Manufacturer issues profit warning amid delays to key defence programme
Solid State has issued a profit warning as it faces delays to a “prominent defence order programme”.
The manufacturer of computing, power, and communications products has been told that expenditure on the programme has been paused, which is believed to be in connection with the completion of the UK Government’s strategic defence review next summer.
It is “confident that this is a temporary delay and that expected orders will still be received in due course” but the orders will fall outside the current financial period.
As a result, Solid State’s performance for FY24/25 will be “materially below current consensus expectations”. The timing of the strategic defence review means it remains uncertain whether these delays will also affect orders and deliveries originally expected in FY25/26.
In its latest trading update on November 6, management highlighted good visibility over the expected recurring requirement for communications equipment in the security and defence sector.

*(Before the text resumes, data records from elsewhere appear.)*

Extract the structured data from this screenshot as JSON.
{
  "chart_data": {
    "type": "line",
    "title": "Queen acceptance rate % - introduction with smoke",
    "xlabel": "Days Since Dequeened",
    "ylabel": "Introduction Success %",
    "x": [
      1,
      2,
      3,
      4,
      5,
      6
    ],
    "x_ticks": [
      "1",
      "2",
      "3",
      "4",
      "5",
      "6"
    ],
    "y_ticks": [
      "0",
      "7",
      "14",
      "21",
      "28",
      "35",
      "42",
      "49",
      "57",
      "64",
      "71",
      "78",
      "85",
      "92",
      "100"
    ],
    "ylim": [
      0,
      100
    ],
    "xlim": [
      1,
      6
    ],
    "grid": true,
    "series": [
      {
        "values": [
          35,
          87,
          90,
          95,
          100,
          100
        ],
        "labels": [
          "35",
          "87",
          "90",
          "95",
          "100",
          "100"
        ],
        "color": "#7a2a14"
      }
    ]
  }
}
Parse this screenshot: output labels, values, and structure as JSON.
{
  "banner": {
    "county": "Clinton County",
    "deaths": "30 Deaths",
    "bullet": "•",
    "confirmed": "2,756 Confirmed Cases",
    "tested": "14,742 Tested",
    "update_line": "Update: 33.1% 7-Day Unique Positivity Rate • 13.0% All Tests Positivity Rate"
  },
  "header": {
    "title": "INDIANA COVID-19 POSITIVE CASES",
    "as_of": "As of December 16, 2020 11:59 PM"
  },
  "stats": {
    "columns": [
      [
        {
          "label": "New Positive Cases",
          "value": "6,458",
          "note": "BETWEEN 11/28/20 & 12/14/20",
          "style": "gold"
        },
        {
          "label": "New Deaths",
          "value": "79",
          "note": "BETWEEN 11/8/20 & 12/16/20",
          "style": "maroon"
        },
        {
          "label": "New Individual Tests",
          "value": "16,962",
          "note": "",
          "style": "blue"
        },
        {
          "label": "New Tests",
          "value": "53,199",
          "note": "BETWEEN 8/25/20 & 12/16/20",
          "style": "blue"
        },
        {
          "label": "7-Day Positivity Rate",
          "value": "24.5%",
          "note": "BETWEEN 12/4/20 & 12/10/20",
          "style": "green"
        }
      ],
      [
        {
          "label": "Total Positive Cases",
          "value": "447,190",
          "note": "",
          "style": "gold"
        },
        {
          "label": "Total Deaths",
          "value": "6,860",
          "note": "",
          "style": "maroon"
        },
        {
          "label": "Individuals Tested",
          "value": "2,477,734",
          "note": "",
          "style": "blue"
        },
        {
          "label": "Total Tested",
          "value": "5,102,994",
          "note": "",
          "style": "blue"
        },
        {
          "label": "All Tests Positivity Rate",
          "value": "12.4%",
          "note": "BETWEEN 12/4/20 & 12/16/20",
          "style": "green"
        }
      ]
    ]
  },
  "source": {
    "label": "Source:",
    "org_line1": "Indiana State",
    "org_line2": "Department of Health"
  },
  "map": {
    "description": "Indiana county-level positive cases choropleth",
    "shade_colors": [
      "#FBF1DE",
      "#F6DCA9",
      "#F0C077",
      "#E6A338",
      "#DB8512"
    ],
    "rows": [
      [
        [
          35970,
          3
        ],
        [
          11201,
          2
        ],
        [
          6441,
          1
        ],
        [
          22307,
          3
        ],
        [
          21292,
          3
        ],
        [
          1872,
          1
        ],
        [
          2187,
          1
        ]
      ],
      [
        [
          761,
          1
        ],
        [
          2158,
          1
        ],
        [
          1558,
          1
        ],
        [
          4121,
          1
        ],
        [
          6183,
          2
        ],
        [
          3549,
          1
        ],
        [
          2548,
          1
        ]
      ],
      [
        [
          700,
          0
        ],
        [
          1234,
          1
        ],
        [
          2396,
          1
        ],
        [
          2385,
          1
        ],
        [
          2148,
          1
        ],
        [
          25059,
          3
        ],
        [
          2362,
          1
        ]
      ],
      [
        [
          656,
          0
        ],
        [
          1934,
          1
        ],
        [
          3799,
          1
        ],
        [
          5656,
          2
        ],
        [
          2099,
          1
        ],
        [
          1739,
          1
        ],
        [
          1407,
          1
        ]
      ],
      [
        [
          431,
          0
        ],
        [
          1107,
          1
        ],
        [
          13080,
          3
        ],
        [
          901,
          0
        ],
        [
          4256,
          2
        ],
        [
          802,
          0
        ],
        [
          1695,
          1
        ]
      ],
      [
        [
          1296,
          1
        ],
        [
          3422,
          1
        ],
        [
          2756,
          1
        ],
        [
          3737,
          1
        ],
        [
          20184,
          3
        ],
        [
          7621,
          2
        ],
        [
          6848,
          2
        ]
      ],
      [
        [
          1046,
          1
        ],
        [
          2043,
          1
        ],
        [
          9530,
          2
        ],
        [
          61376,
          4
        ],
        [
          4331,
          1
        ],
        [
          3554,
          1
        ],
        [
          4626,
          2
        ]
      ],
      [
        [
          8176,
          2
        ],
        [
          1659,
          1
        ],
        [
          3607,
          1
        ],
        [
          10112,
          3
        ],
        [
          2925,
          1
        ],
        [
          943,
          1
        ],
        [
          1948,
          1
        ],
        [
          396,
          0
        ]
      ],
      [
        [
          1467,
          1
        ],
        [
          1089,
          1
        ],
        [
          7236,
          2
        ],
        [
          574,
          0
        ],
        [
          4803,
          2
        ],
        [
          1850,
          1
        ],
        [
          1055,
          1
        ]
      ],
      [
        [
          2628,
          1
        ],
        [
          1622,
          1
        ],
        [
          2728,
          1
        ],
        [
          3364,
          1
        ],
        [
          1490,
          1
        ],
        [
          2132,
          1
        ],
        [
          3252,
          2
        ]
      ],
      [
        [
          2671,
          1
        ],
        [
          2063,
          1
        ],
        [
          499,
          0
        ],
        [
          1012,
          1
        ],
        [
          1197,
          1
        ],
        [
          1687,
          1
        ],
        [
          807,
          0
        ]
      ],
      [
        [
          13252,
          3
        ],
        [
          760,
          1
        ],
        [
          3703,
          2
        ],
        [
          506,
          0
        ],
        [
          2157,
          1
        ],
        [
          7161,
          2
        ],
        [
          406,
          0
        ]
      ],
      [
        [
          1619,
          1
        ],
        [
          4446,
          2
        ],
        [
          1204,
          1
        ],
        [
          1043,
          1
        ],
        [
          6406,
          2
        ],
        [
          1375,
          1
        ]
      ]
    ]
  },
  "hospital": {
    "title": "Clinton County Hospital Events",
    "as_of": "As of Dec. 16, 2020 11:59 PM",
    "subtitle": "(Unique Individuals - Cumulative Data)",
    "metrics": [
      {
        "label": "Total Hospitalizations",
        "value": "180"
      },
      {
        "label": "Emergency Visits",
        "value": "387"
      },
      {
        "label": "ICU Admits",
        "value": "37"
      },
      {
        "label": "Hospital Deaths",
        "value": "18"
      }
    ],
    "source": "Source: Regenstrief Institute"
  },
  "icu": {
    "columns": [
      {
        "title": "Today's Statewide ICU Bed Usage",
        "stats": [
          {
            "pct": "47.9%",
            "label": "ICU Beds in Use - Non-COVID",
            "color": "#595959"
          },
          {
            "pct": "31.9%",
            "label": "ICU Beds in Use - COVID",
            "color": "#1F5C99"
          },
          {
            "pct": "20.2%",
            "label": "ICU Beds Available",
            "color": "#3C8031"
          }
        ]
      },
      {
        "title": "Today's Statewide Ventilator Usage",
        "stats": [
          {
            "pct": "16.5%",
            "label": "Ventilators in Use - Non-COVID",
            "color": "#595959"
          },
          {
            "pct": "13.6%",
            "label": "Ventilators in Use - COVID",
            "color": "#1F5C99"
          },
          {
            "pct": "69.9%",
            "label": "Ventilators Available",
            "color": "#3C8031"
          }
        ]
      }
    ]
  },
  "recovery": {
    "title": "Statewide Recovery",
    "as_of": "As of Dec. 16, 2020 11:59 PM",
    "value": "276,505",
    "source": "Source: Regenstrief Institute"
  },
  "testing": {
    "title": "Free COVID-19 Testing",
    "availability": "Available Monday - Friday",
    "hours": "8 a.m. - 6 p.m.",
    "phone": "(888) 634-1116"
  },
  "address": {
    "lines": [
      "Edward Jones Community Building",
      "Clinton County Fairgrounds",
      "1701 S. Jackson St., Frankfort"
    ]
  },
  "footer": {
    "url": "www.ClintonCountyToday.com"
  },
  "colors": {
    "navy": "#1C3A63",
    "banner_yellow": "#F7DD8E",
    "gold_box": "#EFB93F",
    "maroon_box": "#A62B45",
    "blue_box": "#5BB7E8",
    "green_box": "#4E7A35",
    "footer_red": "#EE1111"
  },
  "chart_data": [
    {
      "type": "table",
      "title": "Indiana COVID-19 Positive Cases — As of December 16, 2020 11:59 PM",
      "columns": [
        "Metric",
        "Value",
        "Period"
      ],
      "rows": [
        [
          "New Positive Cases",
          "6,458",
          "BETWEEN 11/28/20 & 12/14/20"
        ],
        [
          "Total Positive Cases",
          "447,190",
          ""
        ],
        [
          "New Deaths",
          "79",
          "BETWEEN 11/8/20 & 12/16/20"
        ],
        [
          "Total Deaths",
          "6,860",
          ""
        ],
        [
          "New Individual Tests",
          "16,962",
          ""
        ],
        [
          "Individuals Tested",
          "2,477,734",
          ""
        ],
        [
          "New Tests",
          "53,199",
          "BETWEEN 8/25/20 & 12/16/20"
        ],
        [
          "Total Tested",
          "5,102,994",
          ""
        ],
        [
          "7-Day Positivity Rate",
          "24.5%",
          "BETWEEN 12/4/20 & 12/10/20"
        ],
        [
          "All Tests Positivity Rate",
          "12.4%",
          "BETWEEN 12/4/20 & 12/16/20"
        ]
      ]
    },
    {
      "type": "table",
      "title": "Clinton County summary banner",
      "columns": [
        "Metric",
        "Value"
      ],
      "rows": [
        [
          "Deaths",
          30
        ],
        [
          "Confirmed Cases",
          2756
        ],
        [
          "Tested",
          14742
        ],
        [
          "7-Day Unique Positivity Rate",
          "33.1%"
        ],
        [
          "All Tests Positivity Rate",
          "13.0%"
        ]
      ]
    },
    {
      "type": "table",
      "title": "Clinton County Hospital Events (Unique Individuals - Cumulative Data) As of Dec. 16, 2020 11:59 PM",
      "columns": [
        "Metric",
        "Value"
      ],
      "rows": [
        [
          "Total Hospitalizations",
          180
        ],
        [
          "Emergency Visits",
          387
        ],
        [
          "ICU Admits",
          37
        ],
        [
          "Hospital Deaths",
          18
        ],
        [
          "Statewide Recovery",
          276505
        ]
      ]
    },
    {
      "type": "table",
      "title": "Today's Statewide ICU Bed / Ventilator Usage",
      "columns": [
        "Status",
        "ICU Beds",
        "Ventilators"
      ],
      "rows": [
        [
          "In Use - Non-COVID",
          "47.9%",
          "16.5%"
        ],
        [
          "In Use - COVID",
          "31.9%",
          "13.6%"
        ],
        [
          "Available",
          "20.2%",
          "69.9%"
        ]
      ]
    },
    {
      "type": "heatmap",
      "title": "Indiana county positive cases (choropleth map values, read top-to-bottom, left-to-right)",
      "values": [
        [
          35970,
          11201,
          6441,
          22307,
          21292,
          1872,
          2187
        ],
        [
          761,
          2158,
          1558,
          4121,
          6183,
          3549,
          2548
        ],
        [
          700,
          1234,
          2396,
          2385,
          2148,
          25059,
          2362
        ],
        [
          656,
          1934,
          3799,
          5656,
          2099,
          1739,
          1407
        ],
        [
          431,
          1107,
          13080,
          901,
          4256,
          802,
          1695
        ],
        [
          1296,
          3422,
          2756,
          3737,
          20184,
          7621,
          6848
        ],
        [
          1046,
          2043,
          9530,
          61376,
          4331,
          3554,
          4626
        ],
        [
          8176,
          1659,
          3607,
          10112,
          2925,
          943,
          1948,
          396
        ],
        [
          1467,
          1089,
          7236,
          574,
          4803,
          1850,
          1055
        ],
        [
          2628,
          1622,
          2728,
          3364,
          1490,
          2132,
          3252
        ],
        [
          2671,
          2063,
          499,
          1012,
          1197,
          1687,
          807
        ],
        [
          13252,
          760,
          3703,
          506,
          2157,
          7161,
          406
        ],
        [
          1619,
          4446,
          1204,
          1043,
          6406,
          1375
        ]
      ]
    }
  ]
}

Gary Marsh, Chief Executive Officer, said: “There is strong demand for our technology within the Forces, as operatives continue to experience the benefits of the communications equipment previously delivered.
“While the current delays in receiving orders are frustrating, our relationships with the Forces and key defence prime contractors underpins our confidence in the Group’s position within this sector. The Board remains optimistic about the medium and long-term outlook for defence spending given the current geopolitical climate.
“Aside from this order deferral, the open order book continues to improve across our target markets.”